Dr Sermon and her group produced human embryonic stem cells (hESC) from 6-day old embryos from infertile couples enrolled in an in vitro fertilisation (IVF) program, who donated their surplus embryos for research. Certain embryos, obtained prior to use for implantation, after genetic diagnosis (PGD) were grown in the laboratory (in vitro) as for the fertility treatment, and were tested to check if they carried markers of the genetic disease, on day 3. In the IVF program, day 5 healthy embryos are usually transferred to the uterus of the prospective mother, but any genetically abnormal embryos can be donated for research. From this source, they obtained two hESC lines that carry the FSHD abnormal genetic material (genes). These hESC lines can be grown indefinitely in the laboratory, while maintaining their primitive characteristics, but when stimulated with the correct compounds they can develop into many different types of tissues, such as muscle, nerve etc.
For the first part of the project, Dr Sermon’s group concentrated on establishing growth of the hESC lines obtained from the Sydney University IVF program in their laboratory. They have produced their own two primitive FSHD cell lines from their first experiments, and frozen away stocks of the Sydney hESC lines, for further laboratory testing. The cells from their own cell lines have been used in experiments in Prof. A. Belayew’s laboratory to check for the presence of the FSHD associated DUX4 gene signal to produce protein (mRNA), and for the DUX4 gene protein. They detected different forms both in the healthy cells and in the FSHD hESC cells.
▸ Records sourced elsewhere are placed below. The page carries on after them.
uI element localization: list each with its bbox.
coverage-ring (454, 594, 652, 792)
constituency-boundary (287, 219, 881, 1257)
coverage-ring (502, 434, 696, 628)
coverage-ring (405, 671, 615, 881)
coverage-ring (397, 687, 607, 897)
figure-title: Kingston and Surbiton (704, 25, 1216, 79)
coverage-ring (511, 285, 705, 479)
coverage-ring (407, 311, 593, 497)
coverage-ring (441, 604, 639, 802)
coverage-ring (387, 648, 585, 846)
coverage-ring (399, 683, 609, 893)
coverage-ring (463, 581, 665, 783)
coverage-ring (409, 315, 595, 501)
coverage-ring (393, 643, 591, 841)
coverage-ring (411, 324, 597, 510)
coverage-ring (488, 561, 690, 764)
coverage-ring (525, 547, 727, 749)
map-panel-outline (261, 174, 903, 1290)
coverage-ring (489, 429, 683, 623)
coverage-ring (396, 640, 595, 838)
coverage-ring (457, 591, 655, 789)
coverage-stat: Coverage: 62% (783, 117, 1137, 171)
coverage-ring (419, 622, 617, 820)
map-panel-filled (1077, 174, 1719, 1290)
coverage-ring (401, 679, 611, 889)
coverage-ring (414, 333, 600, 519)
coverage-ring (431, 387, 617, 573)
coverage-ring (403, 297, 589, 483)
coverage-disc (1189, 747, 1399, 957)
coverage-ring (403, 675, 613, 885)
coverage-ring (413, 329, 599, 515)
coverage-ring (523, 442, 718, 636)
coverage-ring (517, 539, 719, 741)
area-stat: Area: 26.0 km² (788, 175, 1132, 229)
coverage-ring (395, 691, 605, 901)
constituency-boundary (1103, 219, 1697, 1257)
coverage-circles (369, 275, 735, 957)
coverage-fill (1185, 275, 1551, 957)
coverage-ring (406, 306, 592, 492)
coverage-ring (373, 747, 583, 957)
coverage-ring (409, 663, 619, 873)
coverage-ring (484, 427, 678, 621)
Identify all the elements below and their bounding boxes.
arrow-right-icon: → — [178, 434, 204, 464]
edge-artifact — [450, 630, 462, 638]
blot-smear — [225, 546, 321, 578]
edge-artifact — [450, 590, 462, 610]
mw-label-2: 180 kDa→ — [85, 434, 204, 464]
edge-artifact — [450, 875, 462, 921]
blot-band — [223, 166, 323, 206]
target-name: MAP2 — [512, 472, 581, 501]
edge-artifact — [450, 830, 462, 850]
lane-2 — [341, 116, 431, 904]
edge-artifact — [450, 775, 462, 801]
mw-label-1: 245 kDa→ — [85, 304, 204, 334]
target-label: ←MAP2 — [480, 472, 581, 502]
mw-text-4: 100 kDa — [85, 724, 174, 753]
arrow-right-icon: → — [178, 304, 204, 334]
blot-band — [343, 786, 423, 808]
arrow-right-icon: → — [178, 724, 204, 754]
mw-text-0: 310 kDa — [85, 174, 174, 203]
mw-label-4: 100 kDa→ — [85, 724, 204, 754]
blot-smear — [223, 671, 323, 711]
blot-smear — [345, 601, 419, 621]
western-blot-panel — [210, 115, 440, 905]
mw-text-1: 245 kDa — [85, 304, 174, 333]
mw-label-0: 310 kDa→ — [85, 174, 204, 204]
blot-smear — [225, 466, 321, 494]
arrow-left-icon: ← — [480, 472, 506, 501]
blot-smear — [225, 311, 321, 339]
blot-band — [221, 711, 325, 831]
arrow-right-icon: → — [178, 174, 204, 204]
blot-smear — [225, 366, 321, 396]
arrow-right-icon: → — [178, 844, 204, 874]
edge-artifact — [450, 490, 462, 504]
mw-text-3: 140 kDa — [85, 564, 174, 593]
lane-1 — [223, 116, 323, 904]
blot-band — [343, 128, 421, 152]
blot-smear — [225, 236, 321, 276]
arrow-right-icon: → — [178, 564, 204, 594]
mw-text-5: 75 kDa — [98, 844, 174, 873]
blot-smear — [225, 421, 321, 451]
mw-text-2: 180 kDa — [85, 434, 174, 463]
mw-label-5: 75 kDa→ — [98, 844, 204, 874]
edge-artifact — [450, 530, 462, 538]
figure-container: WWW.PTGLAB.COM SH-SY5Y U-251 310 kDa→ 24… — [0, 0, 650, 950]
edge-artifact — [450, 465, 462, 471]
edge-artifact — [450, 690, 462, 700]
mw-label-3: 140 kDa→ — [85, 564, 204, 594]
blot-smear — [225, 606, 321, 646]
They proceeded with experiments to confirm their observations in additional human cell lines and to precisely identify the expressed mRNA. Until then, they had stimulated the cell lines to mature (differentiate) in an uncontrolled manner, to produce many types of cells, and compared their results from primitive cells to the results with these mature cells. They intend to grow the five FSHD cell lines available in larger quantities, so that a wider range of genes can be tested for association with FSHD, using a relatively new technology called gene microarrays, where small pieces of genetic material are bound to a plastic or other surface for testing.